Le législateur guinéen lui a emboité le pas, en adoptant la loi n°2022-010 portant contenu local, qui vient abroger les lois et décrets qui existaient déjà de manière éparse, par secteur, pour atteindre l’objectif de contenu local. Cette loi entend fixer le cadre juridique imposant aux projets d’investissements publics et privés de mieux contribuer au développement de l’économie nationale et à l’amélioration des conditions de vie des populations guinéennes. Les opérateurs poursuivant des activités en Guinée sont ainsi contraints d’adopter des mesures permettant de favoriser la formation du personnel guinéen, le transfert de technologie et l’approvisionnement local.
Notons que dans chacun de ces Etats, pour la couverture des risques liés aux activités extractives, les opérateurs économiques étrangers doivent souscrire des contrats d’assurance auprès des compagnies d’assurance nationales.

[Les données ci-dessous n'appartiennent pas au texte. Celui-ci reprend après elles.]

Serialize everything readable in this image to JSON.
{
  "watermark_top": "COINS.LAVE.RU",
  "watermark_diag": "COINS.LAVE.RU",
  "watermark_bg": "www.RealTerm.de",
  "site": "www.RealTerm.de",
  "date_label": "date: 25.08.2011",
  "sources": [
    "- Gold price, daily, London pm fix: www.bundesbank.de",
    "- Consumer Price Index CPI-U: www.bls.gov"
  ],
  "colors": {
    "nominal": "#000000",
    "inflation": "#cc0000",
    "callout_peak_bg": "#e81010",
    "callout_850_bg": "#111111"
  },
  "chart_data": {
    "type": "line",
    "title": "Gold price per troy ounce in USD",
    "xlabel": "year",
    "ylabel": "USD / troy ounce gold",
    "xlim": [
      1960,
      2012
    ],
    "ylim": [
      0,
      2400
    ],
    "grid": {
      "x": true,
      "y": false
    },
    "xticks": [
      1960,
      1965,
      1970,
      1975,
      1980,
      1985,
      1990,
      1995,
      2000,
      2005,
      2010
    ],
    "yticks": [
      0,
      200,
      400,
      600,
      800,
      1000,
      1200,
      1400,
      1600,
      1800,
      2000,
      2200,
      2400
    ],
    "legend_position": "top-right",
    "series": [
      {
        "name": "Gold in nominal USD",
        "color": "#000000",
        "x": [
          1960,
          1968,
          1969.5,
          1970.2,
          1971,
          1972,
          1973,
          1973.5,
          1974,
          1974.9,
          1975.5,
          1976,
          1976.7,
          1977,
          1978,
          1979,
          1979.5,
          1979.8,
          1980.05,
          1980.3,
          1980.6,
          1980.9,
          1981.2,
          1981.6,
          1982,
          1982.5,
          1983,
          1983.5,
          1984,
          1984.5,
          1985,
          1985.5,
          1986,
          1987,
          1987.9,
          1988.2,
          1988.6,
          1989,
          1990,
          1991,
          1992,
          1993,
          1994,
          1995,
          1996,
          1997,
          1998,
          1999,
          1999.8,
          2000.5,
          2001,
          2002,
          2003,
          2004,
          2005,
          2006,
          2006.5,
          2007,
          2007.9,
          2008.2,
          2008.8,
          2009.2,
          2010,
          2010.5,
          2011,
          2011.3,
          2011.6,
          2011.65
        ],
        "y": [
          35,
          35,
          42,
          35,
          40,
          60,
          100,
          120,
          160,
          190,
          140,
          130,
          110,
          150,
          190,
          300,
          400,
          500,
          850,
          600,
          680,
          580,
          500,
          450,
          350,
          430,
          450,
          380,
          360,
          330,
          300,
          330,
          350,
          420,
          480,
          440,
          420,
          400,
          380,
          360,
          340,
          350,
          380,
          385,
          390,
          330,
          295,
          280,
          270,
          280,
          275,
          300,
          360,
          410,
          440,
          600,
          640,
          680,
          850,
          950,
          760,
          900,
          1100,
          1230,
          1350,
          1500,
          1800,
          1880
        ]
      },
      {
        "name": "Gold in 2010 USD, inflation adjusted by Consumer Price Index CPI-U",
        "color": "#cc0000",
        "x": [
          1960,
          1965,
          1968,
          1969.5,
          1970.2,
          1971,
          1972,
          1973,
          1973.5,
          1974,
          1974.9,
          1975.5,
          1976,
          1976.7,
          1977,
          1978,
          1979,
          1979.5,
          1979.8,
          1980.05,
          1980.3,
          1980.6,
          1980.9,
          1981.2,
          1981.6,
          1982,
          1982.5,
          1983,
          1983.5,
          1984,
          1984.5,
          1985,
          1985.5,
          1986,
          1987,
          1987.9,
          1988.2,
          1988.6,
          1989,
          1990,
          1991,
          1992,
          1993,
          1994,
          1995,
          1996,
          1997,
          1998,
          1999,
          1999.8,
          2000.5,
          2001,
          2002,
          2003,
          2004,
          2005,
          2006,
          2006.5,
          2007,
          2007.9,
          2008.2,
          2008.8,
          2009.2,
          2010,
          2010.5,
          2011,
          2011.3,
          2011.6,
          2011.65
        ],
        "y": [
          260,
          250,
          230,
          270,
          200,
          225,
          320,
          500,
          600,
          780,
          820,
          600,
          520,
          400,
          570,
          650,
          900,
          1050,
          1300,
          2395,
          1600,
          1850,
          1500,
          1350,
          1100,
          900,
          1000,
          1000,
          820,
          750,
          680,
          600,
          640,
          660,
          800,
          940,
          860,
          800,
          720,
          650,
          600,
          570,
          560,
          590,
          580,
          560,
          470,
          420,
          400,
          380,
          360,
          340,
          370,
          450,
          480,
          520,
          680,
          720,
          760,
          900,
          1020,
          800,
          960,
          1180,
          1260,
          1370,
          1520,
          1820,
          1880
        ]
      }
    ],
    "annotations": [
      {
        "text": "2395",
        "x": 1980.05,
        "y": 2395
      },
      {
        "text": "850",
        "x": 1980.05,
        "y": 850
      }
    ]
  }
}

A travers ces exigences, le contenu local devrait permettre la valorisation du secteur extractif de manière inclusive en lui permettant de jouer un rôle majeur sur le plan socio-économique des Etats africains. La condition étant que ces politiques soient effectivement appliquées.
Pour une application effective des politiques de contenu local
a. La mise en place d’autorités de contrôle et de suivi
Dès lors qu’elles sont conçues, les politiques de contenu local doivent être appliquées. Pour cela, elles doivent inclure des mécanismes de suivi. Autrement dit, l’application des politiques de contenu local implique la mise en place des mécanismes de suivi a priori et des mécanismes de correctiona posteriori en cas de défaillance des opérateurs économiques visés par les textes. La majorité des Etats ayant adopté des législations spécifiques au contenu local ont intégré de tels mécanismes dans leur réglementation.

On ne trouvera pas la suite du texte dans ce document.